Les anticorps monoclonaux anti-TNF (anti-Tumor Necrosis Factor)
ont révolutionné le traitement des rhumatismes inflammatoires.
Cependant l’immunogénicité de ces anticorps pose problème ; la
synthèse par le malade d’anticorps dirigés contre ces médicaments
étant susceptible d’entraîner une réduction des concentrations
sanguines et une diminution d’efficacité de ces biothérapies.
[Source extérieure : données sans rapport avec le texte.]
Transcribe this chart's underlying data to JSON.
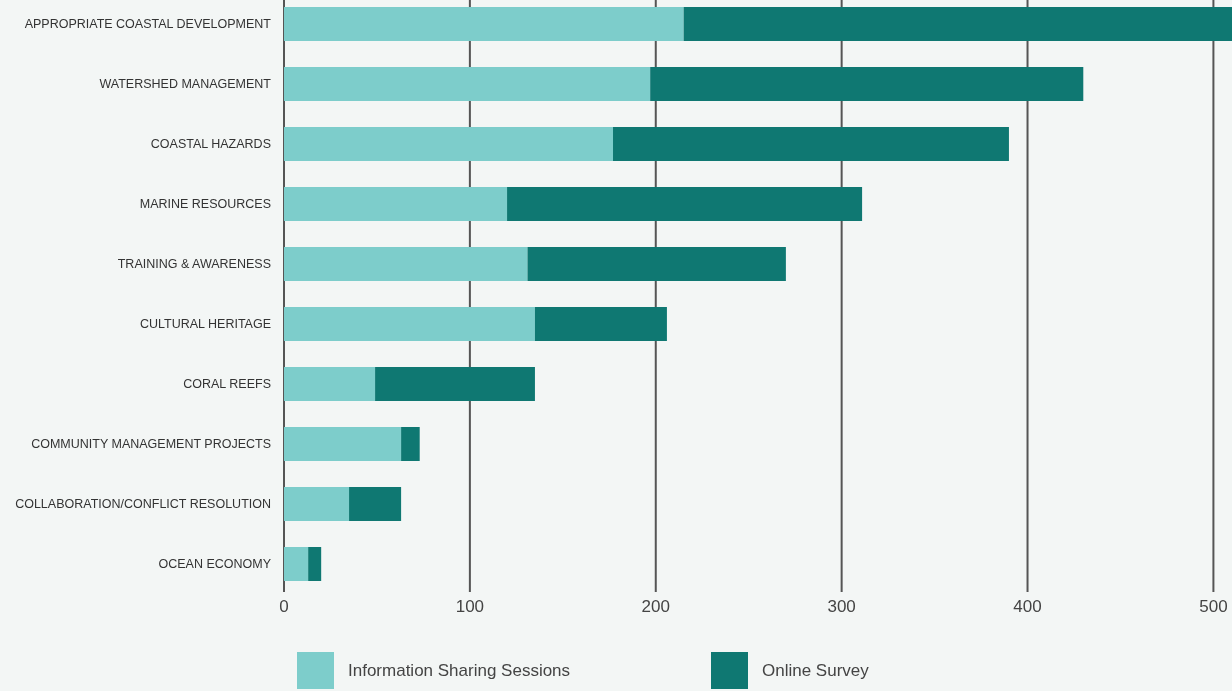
{
  "chart_data": {
    "type": "bar",
    "orientation": "horizontal",
    "stacked": true,
    "categories": [
      "APPROPRIATE COASTAL DEVELOPMENT",
      "WATERSHED MANAGEMENT",
      "COASTAL HAZARDS",
      "MARINE RESOURCES",
      "TRAINING & AWARENESS",
      "CULTURAL HERITAGE",
      "CORAL REEFS",
      "COMMUNITY MANAGEMENT PROJECTS",
      "COLLABORATION/CONFLICT RESOLUTION",
      "OCEAN ECONOMY"
    ],
    "series": [
      {
        "name": "Information Sharing Sessions",
        "color": "#7dcdcb",
        "values": [
          215,
          197,
          177,
          120,
          131,
          135,
          49,
          63,
          35,
          13
        ]
      },
      {
        "name": "Online Survey",
        "color": "#0f7872",
        "values": [
          295,
          233,
          213,
          191,
          139,
          71,
          86,
          10,
          28,
          7
        ]
      }
    ],
    "xlim": [
      0,
      510
    ],
    "xticks": [
      0,
      100,
      200,
      300,
      400,
      500
    ],
    "grid": "x",
    "legend": "bottom"
  }
}
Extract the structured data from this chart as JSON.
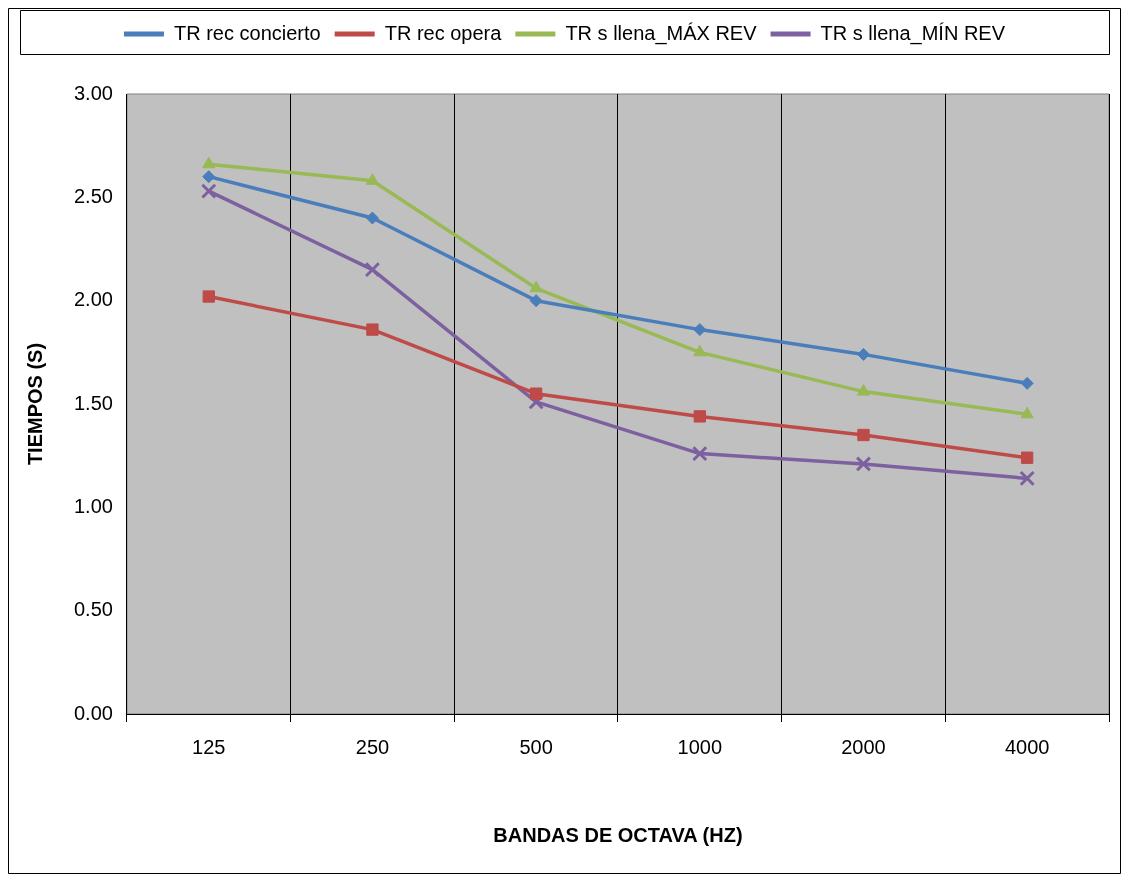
{
  "chart_data": {
    "type": "line",
    "xlabel": "BANDAS DE OCTAVA (HZ)",
    "ylabel": "TIEMPOS (S)",
    "categories": [
      "125",
      "250",
      "500",
      "1000",
      "2000",
      "4000"
    ],
    "series": [
      {
        "name": "TR rec concierto",
        "color": "#4a7ebb",
        "marker": "diamond",
        "values": [
          2.6,
          2.4,
          2.0,
          1.86,
          1.74,
          1.6
        ]
      },
      {
        "name": "TR rec opera",
        "color": "#be4b48",
        "marker": "square",
        "values": [
          2.02,
          1.86,
          1.55,
          1.44,
          1.35,
          1.24
        ]
      },
      {
        "name": "TR s llena_MÁX REV",
        "color": "#98b954",
        "marker": "triangle",
        "values": [
          2.66,
          2.58,
          2.06,
          1.75,
          1.56,
          1.45
        ]
      },
      {
        "name": "TR s llena_MÍN REV",
        "color": "#7d60a0",
        "marker": "cross",
        "values": [
          2.53,
          2.15,
          1.51,
          1.26,
          1.21,
          1.14
        ]
      }
    ],
    "ylim": [
      0,
      3
    ],
    "yticks": [
      {
        "value": 0,
        "label": "0.00"
      },
      {
        "value": 0.5,
        "label": "0.50"
      },
      {
        "value": 1,
        "label": "1.00"
      },
      {
        "value": 1.5,
        "label": "1.50"
      },
      {
        "value": 2,
        "label": "2.00"
      },
      {
        "value": 2.5,
        "label": "2.50"
      },
      {
        "value": 3,
        "label": "3.00"
      }
    ],
    "grid": "x",
    "legend": "top",
    "line_style": "solid"
  }
}
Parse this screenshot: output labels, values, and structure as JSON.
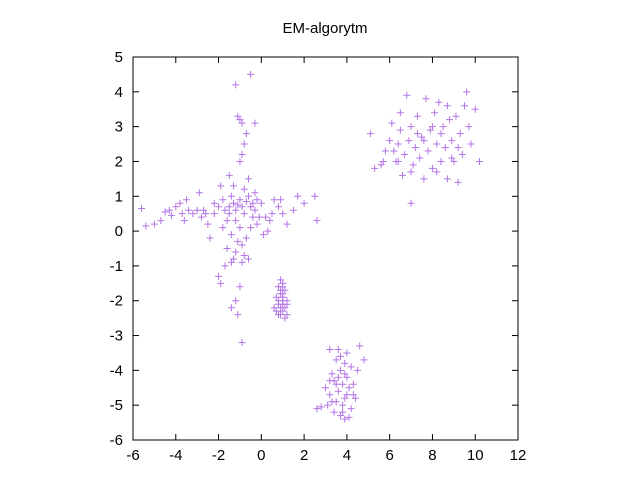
{
  "chart_data": {
    "type": "scatter",
    "title": "EM-algorytm",
    "xlabel": "",
    "ylabel": "",
    "xlim": [
      -6,
      12
    ],
    "ylim": [
      -6,
      5
    ],
    "xticks": [
      -6,
      -4,
      -2,
      0,
      2,
      4,
      6,
      8,
      10,
      12
    ],
    "yticks": [
      -6,
      -5,
      -4,
      -3,
      -2,
      -1,
      0,
      1,
      2,
      3,
      4,
      5
    ],
    "grid": false,
    "legend": "none",
    "marker": "+",
    "color": "#b475e8",
    "series": [
      {
        "points": [
          [
            -5.6,
            0.65
          ],
          [
            -5.4,
            0.15
          ],
          [
            -5.0,
            0.2
          ],
          [
            -4.7,
            0.3
          ],
          [
            -4.5,
            0.55
          ],
          [
            -4.3,
            0.6
          ],
          [
            -4.2,
            0.45
          ],
          [
            -4.0,
            0.7
          ],
          [
            -3.8,
            0.8
          ],
          [
            -3.7,
            0.5
          ],
          [
            -3.6,
            0.3
          ],
          [
            -3.4,
            0.6
          ],
          [
            -3.2,
            0.5
          ],
          [
            -3.0,
            0.6
          ],
          [
            -2.9,
            1.1
          ],
          [
            -2.8,
            0.4
          ],
          [
            -2.6,
            0.5
          ],
          [
            -2.5,
            0.2
          ],
          [
            -2.4,
            -0.2
          ],
          [
            -2.2,
            0.5
          ],
          [
            -2.0,
            0.7
          ],
          [
            -1.9,
            1.3
          ],
          [
            -1.8,
            0.9
          ],
          [
            -1.7,
            0.6
          ],
          [
            -1.6,
            0.3
          ],
          [
            -1.5,
            0.7
          ],
          [
            -1.4,
            1.0
          ],
          [
            -1.3,
            0.8
          ],
          [
            -1.2,
            0.6
          ],
          [
            -1.1,
            0.75
          ],
          [
            -1.0,
            0.9
          ],
          [
            -0.9,
            0.7
          ],
          [
            -0.8,
            0.5
          ],
          [
            -0.7,
            0.85
          ],
          [
            -0.6,
            1.0
          ],
          [
            -0.5,
            0.7
          ],
          [
            -0.4,
            0.8
          ],
          [
            -0.3,
            0.6
          ],
          [
            -0.2,
            0.9
          ],
          [
            0.0,
            0.8
          ],
          [
            0.2,
            0.4
          ],
          [
            0.4,
            0.3
          ],
          [
            0.6,
            0.9
          ],
          [
            0.8,
            0.7
          ],
          [
            1.0,
            0.5
          ],
          [
            1.2,
            0.2
          ],
          [
            1.5,
            0.6
          ],
          [
            1.7,
            1.0
          ],
          [
            2.0,
            0.8
          ],
          [
            2.5,
            1.0
          ],
          [
            2.6,
            0.3
          ],
          [
            -0.5,
            4.5
          ],
          [
            -1.2,
            4.2
          ],
          [
            -1.1,
            3.3
          ],
          [
            -1.0,
            3.2
          ],
          [
            -0.9,
            3.1
          ],
          [
            -0.3,
            3.1
          ],
          [
            -0.7,
            2.8
          ],
          [
            -0.8,
            2.5
          ],
          [
            -0.9,
            2.2
          ],
          [
            -1.0,
            2.0
          ],
          [
            -1.5,
            1.6
          ],
          [
            -1.3,
            1.3
          ],
          [
            -0.6,
            1.5
          ],
          [
            -0.8,
            1.2
          ],
          [
            -1.2,
            0.3
          ],
          [
            -1.0,
            0.1
          ],
          [
            -1.4,
            -0.1
          ],
          [
            -1.1,
            -0.3
          ],
          [
            -0.9,
            -0.4
          ],
          [
            -0.7,
            -0.2
          ],
          [
            -0.5,
            0.1
          ],
          [
            -0.2,
            0.2
          ],
          [
            0.1,
            -0.1
          ],
          [
            0.3,
            0.0
          ],
          [
            -1.6,
            -0.5
          ],
          [
            -1.3,
            -0.8
          ],
          [
            -1.4,
            -0.9
          ],
          [
            -1.7,
            -1.0
          ],
          [
            -1.9,
            -1.5
          ],
          [
            -2.0,
            -1.3
          ],
          [
            -1.0,
            -1.6
          ],
          [
            -1.2,
            -2.0
          ],
          [
            -1.4,
            -2.2
          ],
          [
            -1.1,
            -2.4
          ],
          [
            -0.9,
            -3.2
          ],
          [
            -0.8,
            -0.7
          ],
          [
            -0.6,
            -0.8
          ],
          [
            -0.9,
            -0.9
          ],
          [
            -1.2,
            -0.6
          ],
          [
            -0.3,
            1.1
          ],
          [
            -0.1,
            0.4
          ],
          [
            0.5,
            0.5
          ],
          [
            0.9,
            0.9
          ],
          [
            -2.2,
            0.8
          ],
          [
            -2.7,
            0.6
          ],
          [
            -3.5,
            0.9
          ],
          [
            -1.8,
            0.1
          ],
          [
            -1.5,
            0.5
          ],
          [
            -0.4,
            0.4
          ],
          [
            0.9,
            -1.4
          ],
          [
            1.0,
            -1.5
          ],
          [
            0.8,
            -1.6
          ],
          [
            1.1,
            -1.7
          ],
          [
            0.9,
            -1.8
          ],
          [
            1.0,
            -1.9
          ],
          [
            1.2,
            -2.0
          ],
          [
            0.8,
            -2.1
          ],
          [
            1.0,
            -2.1
          ],
          [
            0.9,
            -2.2
          ],
          [
            1.1,
            -2.2
          ],
          [
            0.7,
            -2.3
          ],
          [
            1.0,
            -2.3
          ],
          [
            0.9,
            -2.4
          ],
          [
            1.1,
            -2.5
          ],
          [
            0.8,
            -2.0
          ],
          [
            1.0,
            -1.8
          ],
          [
            0.6,
            -2.2
          ],
          [
            1.2,
            -2.4
          ],
          [
            1.0,
            -1.6
          ],
          [
            0.7,
            -1.9
          ],
          [
            1.2,
            -2.1
          ],
          [
            0.9,
            -1.7
          ],
          [
            1.0,
            -2.0
          ],
          [
            0.8,
            -2.4
          ],
          [
            3.2,
            -3.4
          ],
          [
            3.6,
            -3.4
          ],
          [
            4.0,
            -3.5
          ],
          [
            4.6,
            -3.3
          ],
          [
            3.5,
            -3.7
          ],
          [
            3.9,
            -3.8
          ],
          [
            4.2,
            -3.9
          ],
          [
            4.8,
            -3.7
          ],
          [
            3.3,
            -4.1
          ],
          [
            3.7,
            -4.0
          ],
          [
            4.0,
            -4.2
          ],
          [
            3.4,
            -4.3
          ],
          [
            3.8,
            -4.4
          ],
          [
            4.1,
            -4.5
          ],
          [
            3.6,
            -4.6
          ],
          [
            3.2,
            -4.7
          ],
          [
            3.9,
            -4.8
          ],
          [
            4.3,
            -4.7
          ],
          [
            3.5,
            -4.9
          ],
          [
            3.1,
            -5.0
          ],
          [
            2.8,
            -5.05
          ],
          [
            2.6,
            -5.1
          ],
          [
            3.8,
            -5.0
          ],
          [
            4.2,
            -5.1
          ],
          [
            3.7,
            -5.3
          ],
          [
            3.9,
            -5.4
          ],
          [
            4.1,
            -5.35
          ],
          [
            3.4,
            -5.2
          ],
          [
            4.3,
            -4.4
          ],
          [
            3.6,
            -4.2
          ],
          [
            4.5,
            -4.0
          ],
          [
            3.0,
            -4.5
          ],
          [
            3.3,
            -4.9
          ],
          [
            3.9,
            -4.1
          ],
          [
            3.7,
            -3.6
          ],
          [
            4.4,
            -4.8
          ],
          [
            3.5,
            -4.4
          ],
          [
            4.0,
            -4.7
          ],
          [
            3.8,
            -5.2
          ],
          [
            3.2,
            -4.3
          ],
          [
            5.1,
            2.8
          ],
          [
            5.3,
            1.8
          ],
          [
            5.6,
            1.9
          ],
          [
            5.8,
            2.3
          ],
          [
            6.0,
            2.6
          ],
          [
            6.1,
            3.1
          ],
          [
            6.3,
            2.0
          ],
          [
            6.4,
            2.5
          ],
          [
            6.5,
            2.9
          ],
          [
            6.6,
            1.6
          ],
          [
            6.7,
            2.2
          ],
          [
            6.8,
            3.9
          ],
          [
            6.9,
            2.6
          ],
          [
            7.0,
            3.0
          ],
          [
            7.1,
            1.9
          ],
          [
            7.2,
            2.4
          ],
          [
            7.3,
            3.3
          ],
          [
            7.4,
            2.1
          ],
          [
            7.5,
            2.7
          ],
          [
            7.6,
            1.5
          ],
          [
            7.7,
            3.8
          ],
          [
            7.8,
            2.3
          ],
          [
            7.9,
            2.9
          ],
          [
            8.0,
            1.8
          ],
          [
            8.1,
            3.4
          ],
          [
            8.2,
            2.5
          ],
          [
            8.3,
            3.7
          ],
          [
            8.4,
            2.0
          ],
          [
            8.5,
            3.0
          ],
          [
            8.6,
            2.4
          ],
          [
            8.7,
            1.5
          ],
          [
            8.8,
            3.2
          ],
          [
            8.9,
            2.6
          ],
          [
            9.0,
            2.0
          ],
          [
            9.1,
            3.3
          ],
          [
            9.2,
            1.4
          ],
          [
            9.3,
            2.8
          ],
          [
            9.4,
            2.2
          ],
          [
            9.5,
            3.6
          ],
          [
            9.6,
            4.0
          ],
          [
            9.8,
            2.5
          ],
          [
            10.0,
            3.5
          ],
          [
            10.2,
            2.0
          ],
          [
            6.2,
            2.3
          ],
          [
            7.0,
            1.7
          ],
          [
            7.6,
            2.6
          ],
          [
            8.2,
            1.7
          ],
          [
            8.9,
            2.1
          ],
          [
            6.5,
            3.4
          ],
          [
            7.3,
            2.8
          ],
          [
            8.0,
            3.0
          ],
          [
            8.7,
            3.6
          ],
          [
            9.2,
            2.4
          ],
          [
            7.0,
            0.8
          ],
          [
            5.7,
            2.0
          ],
          [
            6.4,
            2.0
          ],
          [
            8.4,
            2.8
          ],
          [
            9.7,
            3.0
          ]
        ]
      }
    ]
  }
}
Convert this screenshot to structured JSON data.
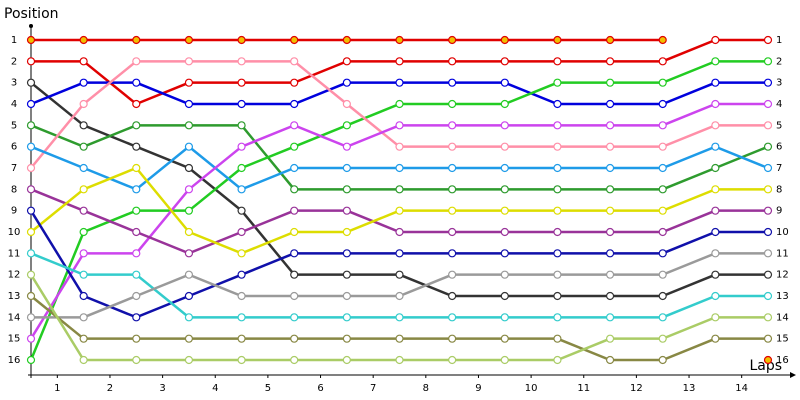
{
  "chart_data": {
    "type": "line",
    "x_title": "Laps",
    "y_title": "Position",
    "x": [
      0,
      1,
      2,
      3,
      4,
      5,
      6,
      7,
      8,
      9,
      10,
      11,
      12,
      13,
      14
    ],
    "xlim": [
      0,
      14
    ],
    "xticks": [
      {
        "value": 0.5,
        "label": "1"
      },
      {
        "value": 1.5,
        "label": "2"
      },
      {
        "value": 2.5,
        "label": "3"
      },
      {
        "value": 3.5,
        "label": "4"
      },
      {
        "value": 4.5,
        "label": "5"
      },
      {
        "value": 5.5,
        "label": "6"
      },
      {
        "value": 6.5,
        "label": "7"
      },
      {
        "value": 7.5,
        "label": "8"
      },
      {
        "value": 8.5,
        "label": "9"
      },
      {
        "value": 9.5,
        "label": "10"
      },
      {
        "value": 10.5,
        "label": "11"
      },
      {
        "value": 11.5,
        "label": "12"
      },
      {
        "value": 12.5,
        "label": "13"
      },
      {
        "value": 13.5,
        "label": "14"
      }
    ],
    "ylim": [
      1,
      16
    ],
    "y_reversed": true,
    "yticks": [
      1,
      2,
      3,
      4,
      5,
      6,
      7,
      8,
      9,
      10,
      11,
      12,
      13,
      14,
      15,
      16
    ],
    "grid": false,
    "series": [
      {
        "color": "#e00000",
        "marker_fill": "#f0c000",
        "values": [
          1,
          1,
          1,
          1,
          1,
          1,
          1,
          1,
          1,
          1,
          1,
          1,
          1,
          null,
          16
        ]
      },
      {
        "color": "#e00000",
        "marker_fill": "#ffffff",
        "values": [
          2,
          2,
          4,
          3,
          3,
          3,
          2,
          2,
          2,
          2,
          2,
          2,
          2,
          1,
          1
        ]
      },
      {
        "color": "#333333",
        "marker_fill": "#ffffff",
        "values": [
          3,
          5,
          6,
          7,
          9,
          12,
          12,
          12,
          13,
          13,
          13,
          13,
          13,
          12,
          12
        ]
      },
      {
        "color": "#0000dd",
        "marker_fill": "#ffffff",
        "values": [
          4,
          3,
          3,
          4,
          4,
          4,
          3,
          3,
          3,
          3,
          4,
          4,
          4,
          3,
          3
        ]
      },
      {
        "color": "#2e9b2e",
        "marker_fill": "#ffffff",
        "values": [
          5,
          6,
          5,
          5,
          5,
          8,
          8,
          8,
          8,
          8,
          8,
          8,
          8,
          7,
          6
        ]
      },
      {
        "color": "#22cc22",
        "marker_fill": "#ffffff",
        "values": [
          16,
          10,
          9,
          9,
          7,
          6,
          5,
          4,
          4,
          4,
          3,
          3,
          3,
          2,
          2
        ]
      },
      {
        "color": "#ff8fa8",
        "marker_fill": "#ffffff",
        "values": [
          7,
          4,
          2,
          2,
          2,
          2,
          4,
          6,
          6,
          6,
          6,
          6,
          6,
          5,
          5
        ]
      },
      {
        "color": "#1e9be8",
        "marker_fill": "#ffffff",
        "values": [
          6,
          7,
          8,
          6,
          8,
          7,
          7,
          7,
          7,
          7,
          7,
          7,
          7,
          6,
          7
        ]
      },
      {
        "color": "#cc44ee",
        "marker_fill": "#ffffff",
        "values": [
          15,
          11,
          11,
          8,
          6,
          5,
          6,
          5,
          5,
          5,
          5,
          5,
          5,
          4,
          4
        ]
      },
      {
        "color": "#993399",
        "marker_fill": "#ffffff",
        "values": [
          8,
          9,
          10,
          11,
          10,
          9,
          9,
          10,
          10,
          10,
          10,
          10,
          10,
          9,
          9
        ]
      },
      {
        "color": "#dddd00",
        "marker_fill": "#ffffff",
        "values": [
          10,
          8,
          7,
          10,
          11,
          10,
          10,
          9,
          9,
          9,
          9,
          9,
          9,
          8,
          8
        ]
      },
      {
        "color": "#1010aa",
        "marker_fill": "#ffffff",
        "values": [
          9,
          13,
          14,
          13,
          12,
          11,
          11,
          11,
          11,
          11,
          11,
          11,
          11,
          10,
          10
        ]
      },
      {
        "color": "#33cccc",
        "marker_fill": "#ffffff",
        "values": [
          11,
          12,
          12,
          14,
          14,
          14,
          14,
          14,
          14,
          14,
          14,
          14,
          14,
          13,
          13
        ]
      },
      {
        "color": "#9a9a9a",
        "marker_fill": "#ffffff",
        "values": [
          14,
          14,
          13,
          12,
          13,
          13,
          13,
          13,
          12,
          12,
          12,
          12,
          12,
          11,
          11
        ]
      },
      {
        "color": "#888844",
        "marker_fill": "#ffffff",
        "values": [
          13,
          15,
          15,
          15,
          15,
          15,
          15,
          15,
          15,
          15,
          15,
          16,
          16,
          15,
          15
        ]
      },
      {
        "color": "#aacc66",
        "marker_fill": "#ffffff",
        "values": [
          12,
          16,
          16,
          16,
          16,
          16,
          16,
          16,
          16,
          16,
          16,
          15,
          15,
          14,
          14
        ]
      }
    ]
  }
}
Afin
d’en savoir plus sur le développement de tels anticorps
anti-médicament, des auteurs madrilènes ont évalué l’impact
clinique des anticorps dirigés contre l’infliximab (IFX) chez les
patients atteints de spondylarthropathie (SpA) traités de façon
prolongée, ainsi que l’effet sur la production d’anticorps anti-IFX
de l’administration concomitante de méthotrexate.
L’étude conduite à cet effet a porté sur 94 patients traités par
IFX de 1999 à 2010. L’activité de la spondylarthropathie et son
amélioration ont été évaluées par score ASDAS (Ankylosing
Spondylitis Disease Activity Score), la maladie étant cotée
inactive (score ASDAS < 1,3), à activité modérée (≥ 1,3 et <
2,1), active (≥ 2,1 et ≤ 3,5), et très active (> 3,5). Cette
évaluation clinique a eu lieu à 6, 12 mois, puis à un terme
dépassant 4 ans, accompagnée du dosage sérique des anticorps
anti-IFX (ATI), sur une durée moyenne de 6,99 ans (intervalle de
confiance à 95 % [IC95] de 6,28-7,7 ans).
Dans la population d’étude (56,4 % d’hommes), âgée de 50 ± 11
ans en moyenne, naïve de toute biothérapie avant l’inclusion, 50
des 94 patients avaient une spondylarthrite ankylosante, 12 une SpA
indifférenciée, 22 une SpA psoriasique, 10 une SpA associée à une
maladie inflammatoire intestinale, et 50 % des patients ont reçu un
traitement concomitant par méthotrexate. La maladie était active
chez tous. Par ailleurs, le score ASDAS moyen était à l’inclusion
de 3,08 ± 1,31, sans différence significative alors notée entre
patients ayant ultérieurement développé des ATI et ceux n’ayant pas
synthétisé d’ATI.
Des ATI ont été détectés chez 24 patients (25,5 %), apparus dans
la plupart des cas au bout d’une durée médiane de traitement de 44
semaines (24-55 semaines), les ATI ayant été détectés au cours de
la première année de traitement par IFX chez 71 % des patients, au
cours la deuxième année chez 12,5 %.
Les scores ASDAS se sont avérés plus élevés chez les patient
ayant des ATI que chez ceux n’ayant pas développé d’anticorps
contre l’IFX : de 2,55 ± 0,89 à 6 mois vs 1,79 ± 1,04 (p = 0,038),
de 1,95 ± 0,67 à 1 an vs 1,67 ± 0,71 (p = 0,042) ; et de 2,52 ±
0,99 au-delà de 4 ans vs 1,53 ± 0,81 (p = 0,024).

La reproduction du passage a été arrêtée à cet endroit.